Bu köyün kuruluşunu üstlenen Life Park Turizm İşletmesi Kurucu Ortağı Erdem İpekçi, kuruluşun planlamasını ve bungalovlarla ilgili bilgileri verdiği konuşmasında, özellikle gruplara çeşitli yörelerin öne çıkmış yemeklerini,
o bölgelerin ünlü markalarının tanıtacağını söyledi. Bu nokta aslında çok önem arz ediyor, zira şu anda İstanbul’da birçok farklı yöresel mutfak var ve maalesef ki sundukları gıdalar, asıllarından çok uzak... Gerçek tadı yaratanlar ise azınlıkta kalıyor.
Sunumda önemli bir detay da, projenin lokomotifi durumundaki Gastronomi Turizmi Derneği Başkanı Gürkan Boztepe’den geldi. Bu projeyle, ortalama 700 dolar seviyesinde olan turist başına harcama, bir üst noktaya taşınacak.

TÜRKİYE’NİN GASTRONOMİ SERÜVENİ…



Turizm Bakanı’ndan bir rica...
Dünya gastronomisinin önemli merkezlerinden Paris’in en ünlü caddelerinden Champs-Elysees’nin merkezi noktasında bulunan Turizm ve Kültür Bakanlığı Paris tanıtım ofisinin alt katı veya o caddedeki herhangi bir noktada, aynı İran ve Norveç lokantaları gibi bir Türk lokantası olamaz mı? Bu lokanta, bu işi ülkemizde layığıyla yapan bir markaya verilemez mi?
Böylece, Paris gibi bir dünya şehrinde ciddi bir temsil de olmuş olur.

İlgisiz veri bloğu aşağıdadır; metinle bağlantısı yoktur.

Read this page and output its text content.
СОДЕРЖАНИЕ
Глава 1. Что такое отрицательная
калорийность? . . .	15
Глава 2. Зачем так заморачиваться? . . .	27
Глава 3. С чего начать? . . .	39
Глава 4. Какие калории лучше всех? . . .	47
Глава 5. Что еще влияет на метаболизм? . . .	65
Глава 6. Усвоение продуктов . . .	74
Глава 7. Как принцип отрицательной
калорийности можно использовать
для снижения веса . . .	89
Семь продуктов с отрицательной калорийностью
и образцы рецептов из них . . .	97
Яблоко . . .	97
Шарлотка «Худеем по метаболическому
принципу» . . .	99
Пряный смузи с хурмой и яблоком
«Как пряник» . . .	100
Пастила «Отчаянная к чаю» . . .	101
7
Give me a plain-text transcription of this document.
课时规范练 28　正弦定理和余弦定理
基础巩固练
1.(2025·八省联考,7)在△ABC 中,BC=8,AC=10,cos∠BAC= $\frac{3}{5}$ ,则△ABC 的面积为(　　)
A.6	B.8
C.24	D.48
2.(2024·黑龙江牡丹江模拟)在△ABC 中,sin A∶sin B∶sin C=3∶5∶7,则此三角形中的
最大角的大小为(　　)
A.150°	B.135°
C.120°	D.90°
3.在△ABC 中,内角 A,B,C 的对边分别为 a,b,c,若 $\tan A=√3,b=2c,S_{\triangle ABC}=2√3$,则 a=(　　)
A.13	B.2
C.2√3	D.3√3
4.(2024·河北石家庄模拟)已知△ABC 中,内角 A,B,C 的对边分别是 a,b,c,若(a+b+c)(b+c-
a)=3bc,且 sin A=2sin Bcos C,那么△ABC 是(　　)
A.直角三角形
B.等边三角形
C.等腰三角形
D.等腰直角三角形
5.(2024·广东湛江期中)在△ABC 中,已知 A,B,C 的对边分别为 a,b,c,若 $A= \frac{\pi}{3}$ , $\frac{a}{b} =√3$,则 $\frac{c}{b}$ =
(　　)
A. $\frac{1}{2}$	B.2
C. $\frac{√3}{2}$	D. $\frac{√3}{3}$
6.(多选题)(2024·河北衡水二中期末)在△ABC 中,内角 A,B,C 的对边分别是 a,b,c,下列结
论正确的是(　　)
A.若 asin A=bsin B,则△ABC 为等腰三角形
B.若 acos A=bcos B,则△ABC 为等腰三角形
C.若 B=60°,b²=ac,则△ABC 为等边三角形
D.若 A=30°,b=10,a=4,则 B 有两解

Bu konuya büyük hassasiyet gösteren sayın bakanımız Mehmet Nuri Ersoy’dan müspet bir cevap bekliyorum.

TÜRKİYE’NİN GASTRONOMİ SERÜVENİ…




Malum pazar günü, Kurban Bayramı’nın ilk günü, bu vesileyle siz değerli okuyucularıma sevdiklerinizle geçireceğiniz, sağlıklı, mutlu ve huzurlu bir bayram diliyorum.